Question

Find the volume V of the described in the image below.
A cap of a sphere with radius r and height h.

Answer 1

image:

Answer 2

I can safely assume this:

\[chord_{length}=2\sqrt{r^2-h^2}\]
h = height

\[V_{sphere}=\int\limits_{-r}^{r}\pi y^2 dx = \int\limits_{-r}^{r}\pi (r^2-x^2) = \frac{4}{3}\pi r^3\]

Answer 3

This was my first thought, probably not the simplest.

My initial reasoning is to find a triple integral for the "ice cream cone" shape, and then to subtract out the area of the cone under it.

I concluded these bounds in spherical coordinates:
\[0\le \rho \le r\]\[0 \le \phi \le \arcsin((r-h)/r)\]\[0 \le \theta \le 2\pi\]

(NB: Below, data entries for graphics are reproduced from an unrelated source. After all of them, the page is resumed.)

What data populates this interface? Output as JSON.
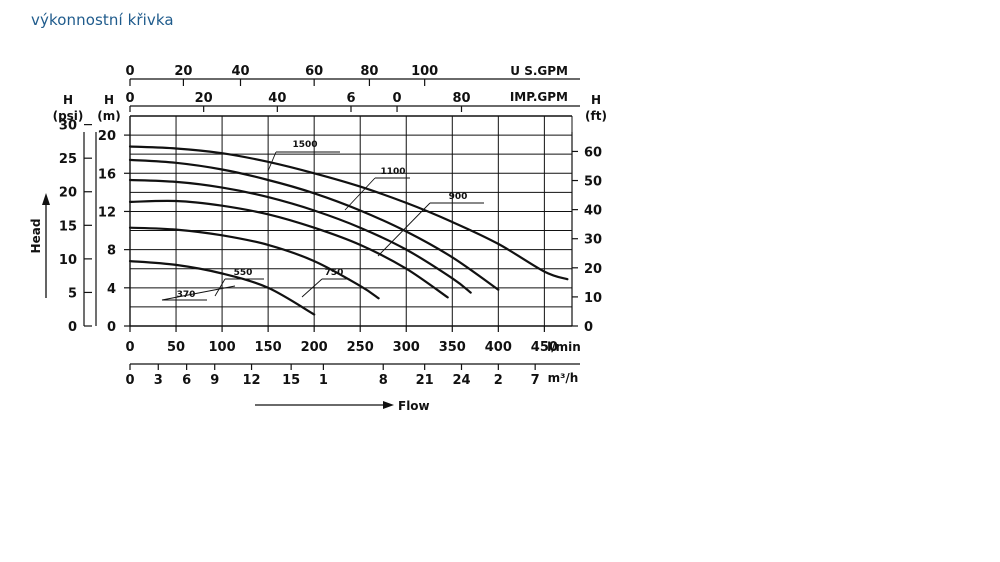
{
  "page": {
    "title": "výkonnostní křivka"
  },
  "colors": {
    "title": "#1f5b8c",
    "ink": "#111111",
    "grid": "#111111"
  },
  "chart_data": {
    "type": "line",
    "title": "",
    "grid": true,
    "x_axes": {
      "lmin": {
        "unit": "l/min",
        "range": [
          0,
          480
        ],
        "ticks": [
          0,
          50,
          100,
          150,
          200,
          250,
          300,
          350,
          400,
          450
        ],
        "tick_labels": [
          "0",
          "50",
          "100",
          "150",
          "200",
          "250",
          "300",
          "350",
          "400",
          "450"
        ]
      },
      "m3h": {
        "unit": "m³/h",
        "ticks": [
          0,
          30.7,
          61.5,
          92,
          132,
          175,
          210,
          275,
          320,
          360,
          400,
          440
        ],
        "tick_labels": [
          "0",
          "3",
          "6",
          "9",
          "12",
          "15",
          "1",
          "8",
          "21",
          "24",
          "2",
          "7"
        ]
      },
      "usgpm": {
        "unit": "U S.GPM",
        "ticks": [
          0,
          58,
          120,
          200,
          260,
          320
        ],
        "tick_labels": [
          "0",
          "20",
          "40",
          "60",
          "80",
          "100"
        ]
      },
      "impgpm": {
        "unit": "IMP.GPM",
        "ticks": [
          0,
          80,
          160,
          240,
          290,
          360
        ],
        "tick_labels": [
          "0",
          "20",
          "40",
          "6",
          "0",
          "80"
        ]
      }
    },
    "y_axes": {
      "psi": {
        "label": "H",
        "unit": "(psi)",
        "ticks": [
          0,
          5,
          10,
          15,
          20,
          25,
          30
        ],
        "tick_labels": [
          "0",
          "5",
          "10",
          "15",
          "20",
          "25",
          "30"
        ]
      },
      "m": {
        "label": "H",
        "unit": "(m)",
        "range": [
          0,
          22
        ],
        "ticks": [
          0,
          4,
          8,
          12,
          16,
          20
        ],
        "tick_labels": [
          "0",
          "4",
          "8",
          "12",
          "16",
          "20"
        ]
      },
      "ft": {
        "label": "H",
        "unit": "(ft)",
        "ticks": [
          0,
          10,
          20,
          30,
          40,
          50,
          60
        ],
        "tick_labels": [
          "0",
          "10",
          "20",
          "30",
          "40",
          "50",
          "60"
        ]
      }
    },
    "head_label": "Head",
    "flow_label": "Flow",
    "series": [
      {
        "name": "1500",
        "x": [
          0,
          50,
          100,
          150,
          200,
          250,
          300,
          350,
          400,
          450,
          475
        ],
        "y": [
          18.8,
          18.6,
          18.1,
          17.2,
          16.0,
          14.6,
          12.9,
          10.9,
          8.6,
          5.7,
          4.9
        ]
      },
      {
        "name": "1100",
        "x": [
          0,
          50,
          100,
          150,
          200,
          250,
          300,
          350,
          400
        ],
        "y": [
          17.4,
          17.1,
          16.4,
          15.3,
          13.9,
          12.1,
          9.9,
          7.2,
          3.8
        ]
      },
      {
        "name": "900",
        "x": [
          0,
          50,
          100,
          150,
          200,
          250,
          300,
          350,
          370
        ],
        "y": [
          15.3,
          15.1,
          14.5,
          13.5,
          12.1,
          10.3,
          8.0,
          5.0,
          3.5
        ]
      },
      {
        "name": "750",
        "x": [
          0,
          50,
          100,
          150,
          200,
          250,
          300,
          345
        ],
        "y": [
          13.0,
          13.1,
          12.6,
          11.7,
          10.3,
          8.5,
          6.0,
          3.0
        ]
      },
      {
        "name": "550",
        "x": [
          0,
          50,
          100,
          150,
          200,
          250,
          270
        ],
        "y": [
          10.3,
          10.1,
          9.5,
          8.5,
          6.8,
          4.2,
          2.9
        ]
      },
      {
        "name": "370",
        "x": [
          0,
          50,
          100,
          150,
          200
        ],
        "y": [
          6.8,
          6.4,
          5.5,
          4.0,
          1.2
        ]
      }
    ]
  }
}
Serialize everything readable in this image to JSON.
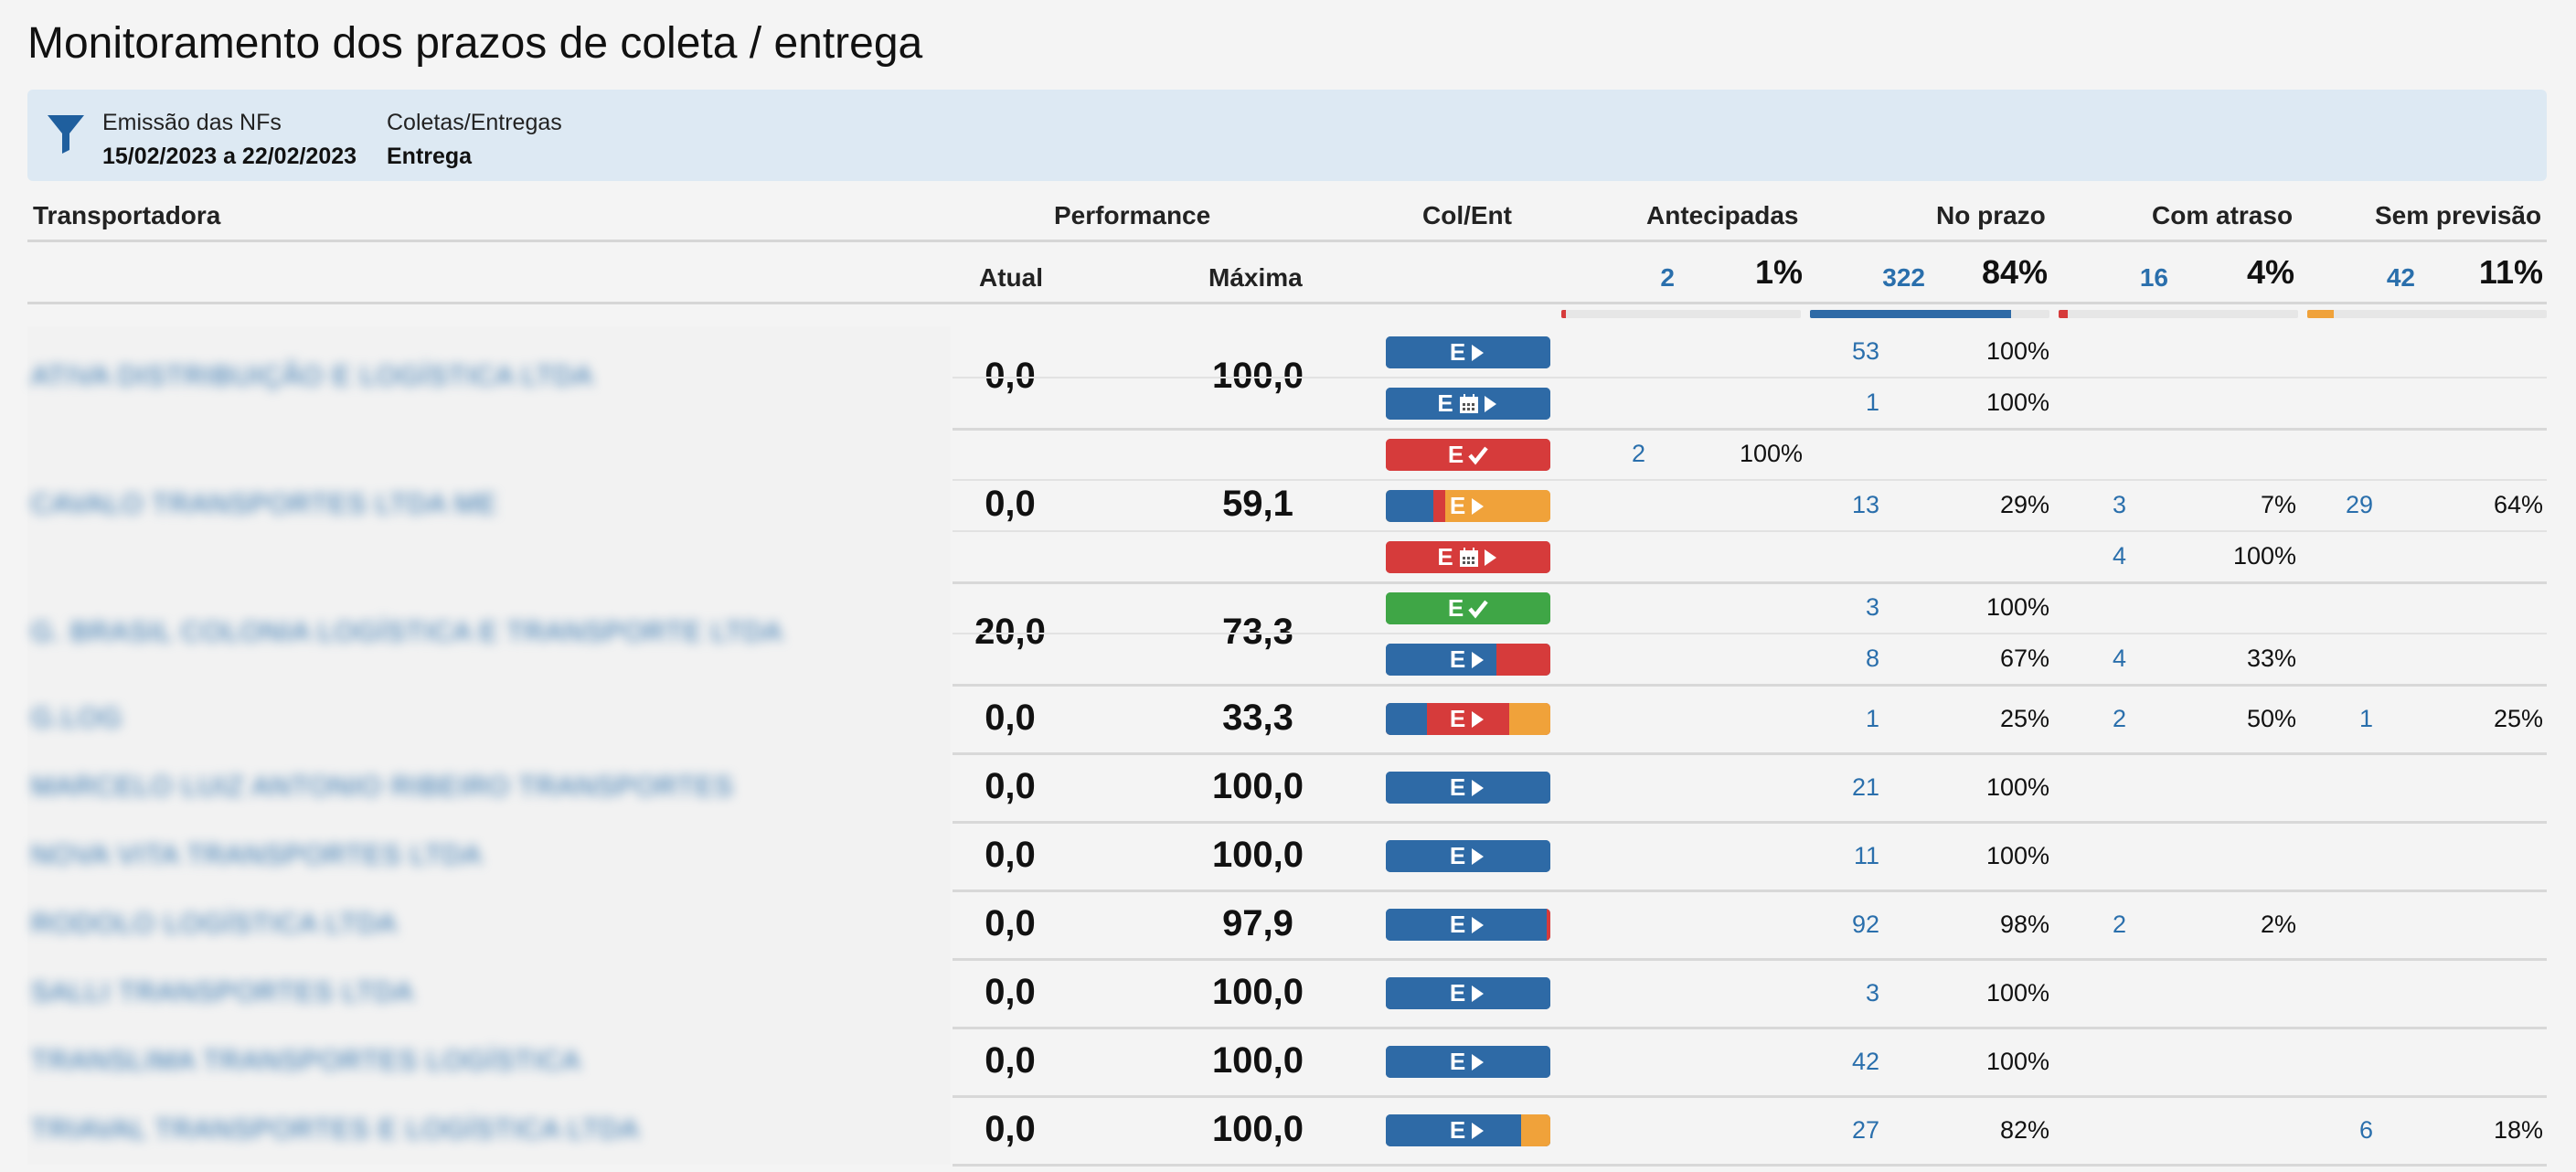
{
  "page": {
    "title": "Monitoramento dos prazos de coleta / entrega"
  },
  "filters": [
    {
      "label": "Emissão das NFs",
      "value": "15/02/2023 a 22/02/2023",
      "icon": "filter-icon"
    },
    {
      "label": "Coletas/Entregas",
      "value": "Entrega"
    }
  ],
  "headers": {
    "transportadora": "Transportadora",
    "performance": "Performance",
    "atual": "Atual",
    "maxima": "Máxima",
    "colent": "Col/Ent",
    "antecipadas": "Antecipadas",
    "no_prazo": "No prazo",
    "com_atraso": "Com atraso",
    "sem_previsao": "Sem previsão"
  },
  "summary": {
    "antecipadas": {
      "count": "2",
      "pct": "1%",
      "fraction": 0.01
    },
    "no_prazo": {
      "count": "322",
      "pct": "84%",
      "fraction": 0.84
    },
    "com_atraso": {
      "count": "16",
      "pct": "4%",
      "fraction": 0.04
    },
    "sem_previsao": {
      "count": "42",
      "pct": "11%",
      "fraction": 0.11
    }
  },
  "colors": {
    "blue": "#2e6aa6",
    "red": "#d63b3b",
    "orange": "#f0a23a",
    "green": "#3fa646",
    "link": "#2a6fac"
  },
  "carriers": [
    {
      "name": "ATIVA DISTRIBUIÇÃO E LOGÍSTICA LTDA",
      "atual": "0,0",
      "maxima": "100,0",
      "rows": [
        {
          "badge": {
            "letter": "E",
            "icon": "play-icon",
            "bg": "blue",
            "segments": [
              [
                "blue",
                1
              ]
            ]
          },
          "no_prazo": [
            "53",
            "100%"
          ]
        },
        {
          "badge": {
            "letter": "E",
            "icon": "calendar-play-icon",
            "bg": "blue",
            "segments": [
              [
                "blue",
                1
              ]
            ]
          },
          "no_prazo": [
            "1",
            "100%"
          ]
        }
      ]
    },
    {
      "name": "CAVALO TRANSPORTES LTDA ME",
      "atual": "0,0",
      "maxima": "59,1",
      "rows": [
        {
          "badge": {
            "letter": "E",
            "icon": "check-icon",
            "bg": "red",
            "segments": [
              [
                "red",
                1
              ]
            ]
          },
          "antecipadas": [
            "2",
            "100%"
          ]
        },
        {
          "badge": {
            "letter": "E",
            "icon": "play-icon",
            "bg": "orange",
            "segments": [
              [
                "blue",
                0.29
              ],
              [
                "red",
                0.07
              ],
              [
                "orange",
                0.64
              ]
            ]
          },
          "no_prazo": [
            "13",
            "29%"
          ],
          "com_atraso": [
            "3",
            "7%"
          ],
          "sem_previsao": [
            "29",
            "64%"
          ]
        },
        {
          "badge": {
            "letter": "E",
            "icon": "calendar-play-icon",
            "bg": "red",
            "segments": [
              [
                "red",
                1
              ]
            ]
          },
          "com_atraso": [
            "4",
            "100%"
          ]
        }
      ]
    },
    {
      "name": "G. BRASIL COLONIA LOGÍSTICA E TRANSPORTE LTDA",
      "atual": "20,0",
      "maxima": "73,3",
      "rows": [
        {
          "badge": {
            "letter": "E",
            "icon": "check-icon",
            "bg": "green",
            "segments": [
              [
                "green",
                1
              ]
            ]
          },
          "no_prazo": [
            "3",
            "100%"
          ]
        },
        {
          "badge": {
            "letter": "E",
            "icon": "play-icon",
            "bg": "blue",
            "segments": [
              [
                "blue",
                0.67
              ],
              [
                "red",
                0.33
              ]
            ]
          },
          "no_prazo": [
            "8",
            "67%"
          ],
          "com_atraso": [
            "4",
            "33%"
          ]
        }
      ]
    },
    {
      "name": "G.LOG",
      "atual": "0,0",
      "maxima": "33,3",
      "rows": [
        {
          "badge": {
            "letter": "E",
            "icon": "play-icon",
            "bg": "red",
            "segments": [
              [
                "blue",
                0.25
              ],
              [
                "red",
                0.5
              ],
              [
                "orange",
                0.25
              ]
            ]
          },
          "no_prazo": [
            "1",
            "25%"
          ],
          "com_atraso": [
            "2",
            "50%"
          ],
          "sem_previsao": [
            "1",
            "25%"
          ]
        }
      ]
    },
    {
      "name": "MARCELO LUIZ ANTONIO RIBEIRO TRANSPORTES",
      "atual": "0,0",
      "maxima": "100,0",
      "rows": [
        {
          "badge": {
            "letter": "E",
            "icon": "play-icon",
            "bg": "blue",
            "segments": [
              [
                "blue",
                1
              ]
            ]
          },
          "no_prazo": [
            "21",
            "100%"
          ]
        }
      ]
    },
    {
      "name": "NOVA VITA TRANSPORTES LTDA",
      "atual": "0,0",
      "maxima": "100,0",
      "rows": [
        {
          "badge": {
            "letter": "E",
            "icon": "play-icon",
            "bg": "blue",
            "segments": [
              [
                "blue",
                1
              ]
            ]
          },
          "no_prazo": [
            "11",
            "100%"
          ]
        }
      ]
    },
    {
      "name": "RODOLO LOGÍSTICA LTDA",
      "atual": "0,0",
      "maxima": "97,9",
      "rows": [
        {
          "badge": {
            "letter": "E",
            "icon": "play-icon",
            "bg": "blue",
            "segments": [
              [
                "blue",
                0.98
              ],
              [
                "red",
                0.02
              ]
            ]
          },
          "no_prazo": [
            "92",
            "98%"
          ],
          "com_atraso": [
            "2",
            "2%"
          ]
        }
      ]
    },
    {
      "name": "SALLI TRANSPORTES LTDA",
      "atual": "0,0",
      "maxima": "100,0",
      "rows": [
        {
          "badge": {
            "letter": "E",
            "icon": "play-icon",
            "bg": "blue",
            "segments": [
              [
                "blue",
                1
              ]
            ]
          },
          "no_prazo": [
            "3",
            "100%"
          ]
        }
      ]
    },
    {
      "name": "TRANSLIMA TRANSPORTES LOGÍSTICA",
      "atual": "0,0",
      "maxima": "100,0",
      "rows": [
        {
          "badge": {
            "letter": "E",
            "icon": "play-icon",
            "bg": "blue",
            "segments": [
              [
                "blue",
                1
              ]
            ]
          },
          "no_prazo": [
            "42",
            "100%"
          ]
        }
      ]
    },
    {
      "name": "TRIAVAL TRANSPORTES E LOGÍSTICA LTDA",
      "atual": "0,0",
      "maxima": "100,0",
      "rows": [
        {
          "badge": {
            "letter": "E",
            "icon": "play-icon",
            "bg": "blue",
            "segments": [
              [
                "blue",
                0.82
              ],
              [
                "orange",
                0.18
              ]
            ]
          },
          "no_prazo": [
            "27",
            "82%"
          ],
          "sem_previsao": [
            "6",
            "18%"
          ]
        }
      ]
    }
  ]
}
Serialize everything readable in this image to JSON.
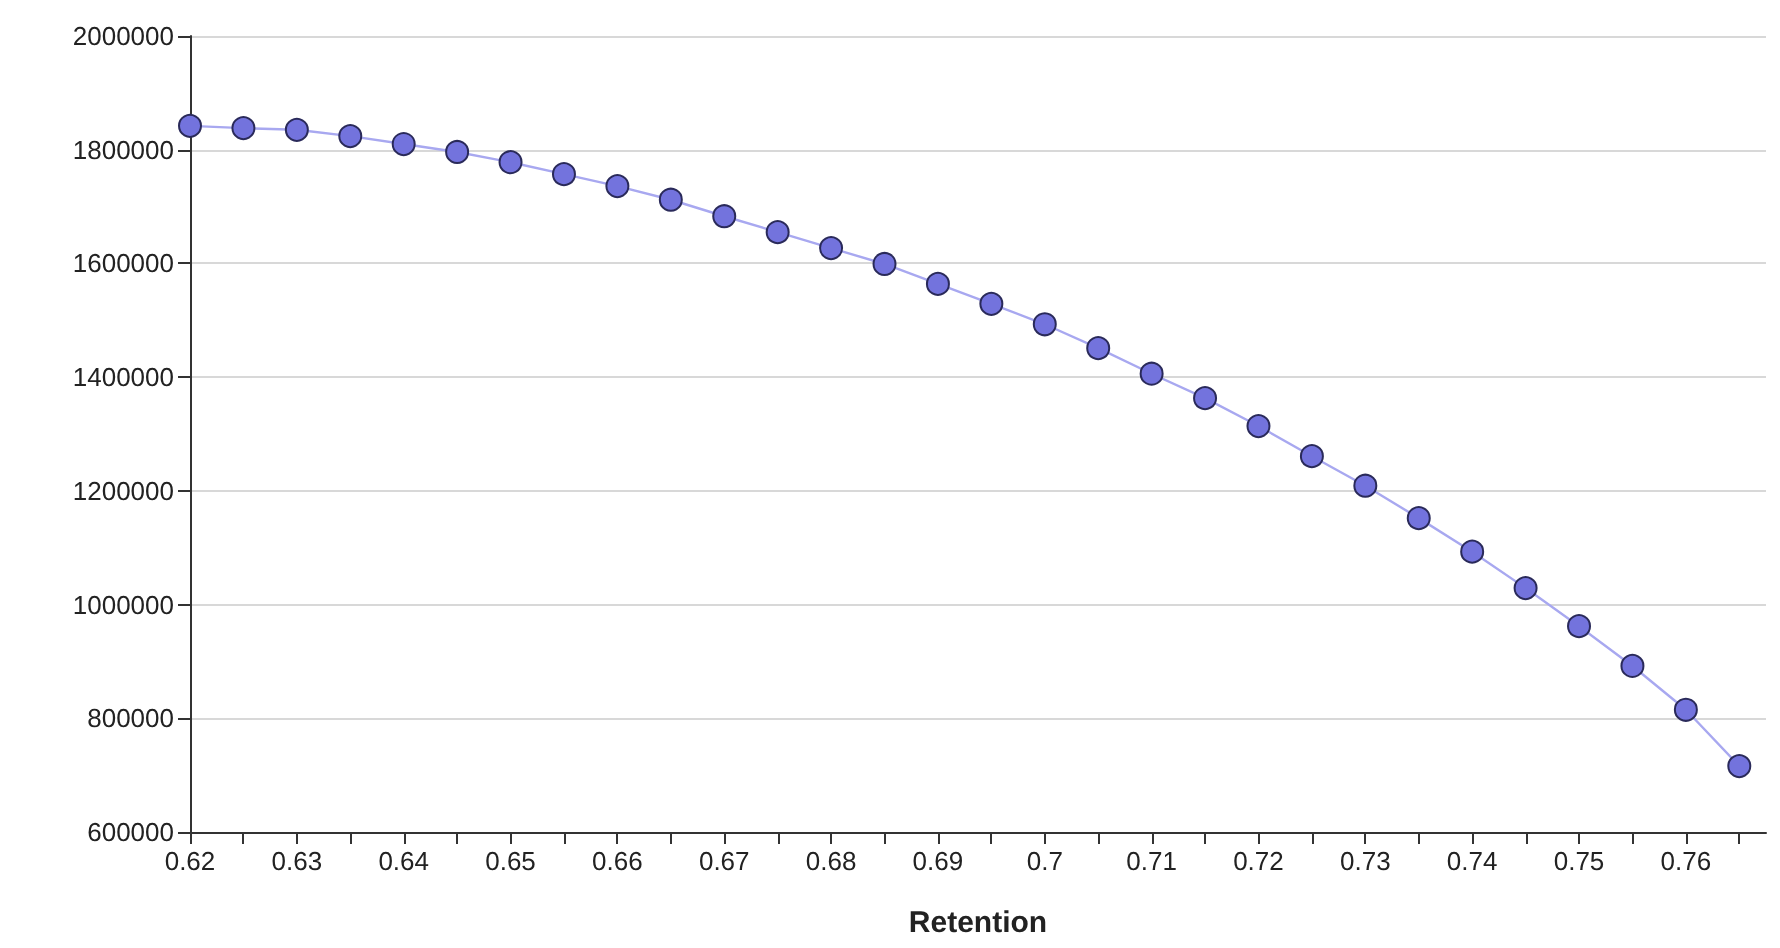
{
  "chart_data": {
    "type": "line",
    "xlabel": "Retention",
    "x": [
      0.62,
      0.625,
      0.63,
      0.635,
      0.64,
      0.645,
      0.65,
      0.655,
      0.66,
      0.665,
      0.67,
      0.675,
      0.68,
      0.685,
      0.69,
      0.695,
      0.7,
      0.705,
      0.71,
      0.715,
      0.72,
      0.725,
      0.73,
      0.735,
      0.74,
      0.745,
      0.75,
      0.755,
      0.76,
      0.765
    ],
    "series": [
      {
        "color": "#7373dd",
        "values": [
          1842000,
          1838000,
          1835000,
          1824000,
          1810000,
          1796000,
          1778000,
          1757000,
          1736000,
          1712000,
          1683000,
          1655000,
          1627000,
          1599000,
          1564000,
          1529000,
          1493000,
          1451000,
          1406000,
          1363000,
          1314000,
          1261000,
          1209000,
          1152000,
          1093000,
          1029000,
          962000,
          892000,
          815000,
          716000
        ]
      }
    ],
    "xlim": [
      0.62,
      0.7675
    ],
    "xticks": [
      0.62,
      {
        "value": 0.625,
        "label": null
      },
      0.63,
      {
        "value": 0.635,
        "label": null
      },
      0.64,
      {
        "value": 0.645,
        "label": null
      },
      0.65,
      {
        "value": 0.655,
        "label": null
      },
      0.66,
      {
        "value": 0.665,
        "label": null
      },
      0.67,
      {
        "value": 0.675,
        "label": null
      },
      0.68,
      {
        "value": 0.685,
        "label": null
      },
      0.69,
      {
        "value": 0.695,
        "label": null
      },
      0.7,
      {
        "value": 0.705,
        "label": null
      },
      0.71,
      {
        "value": 0.715,
        "label": null
      },
      0.72,
      {
        "value": 0.725,
        "label": null
      },
      0.73,
      {
        "value": 0.735,
        "label": null
      },
      0.74,
      {
        "value": 0.745,
        "label": null
      },
      0.75,
      {
        "value": 0.755,
        "label": null
      },
      0.76,
      {
        "value": 0.765,
        "label": null
      }
    ],
    "ylim": [
      600000,
      2000000
    ],
    "yticks": [
      600000,
      800000,
      1000000,
      1200000,
      1400000,
      1600000,
      1800000,
      2000000
    ],
    "grid": "y",
    "marker": "circle",
    "line_style": "solid"
  }
}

Constructing the integral:
\[\int\limits_{0}^{2\pi}\int\limits_{0}^{\arcsin((r-h)/r)}\int\limits_{0}^{r}\rho^2\sin \phi d \rho d \phi d \theta\]
Should give the volume of the ice cream cone shape, but now we must subtract out the volume cone.

\[V _{cone}=(1/3)\pi r^2 h\]
In this case,
\[V _{cone}=(1/3)\pi (r-(r-h)^2)(r-h)\]

Assuming that I didn't make a mistake (and that this is even calculatetable by hand), I conclude that this may be accurate:
\[V_{total}=\int\limits_{0}^{2\pi}\int\limits_{0}^{\arcsin((r-h)/r)}\int\limits_{0}^{r}\rho^2\sin \phi d \rho d \phi d \theta-(1/3)\pi (r-(r-h)^2)(r-h)\]

Answer 4

I found this easier using cylindrical coordinates.

Answer 5

abstracted, your bottom integral, in theory, should work, but it should be \[\arcsin (h/r)\]

Answer 6

for your upper bound

Answer 7

Thinking about it, with cylindrical you could probably skip the subtracting the cone part with a little extra work

Answer 8

Considering the way you did it, using the upper bound I provided should make "subtracting" the cone unnecessary, since the region provided goes between 0 and arcsin(h/r) on the azimuthal plane.

Answer 9

But even then, you would have to integrate with respect to the azimuth first, and then r to get the answer. to save time, though, cylindrical is the way to go.

Answer 10

Very interesting! I'll definitely take a closer look at this tomorrow when I have more time. I don't think the technique intended was triple integrals, a single integral method was recommended in the section it was from. So the solution is probably using geometric shortcuts of some kind. Thank you both for your time invested in helping out :-)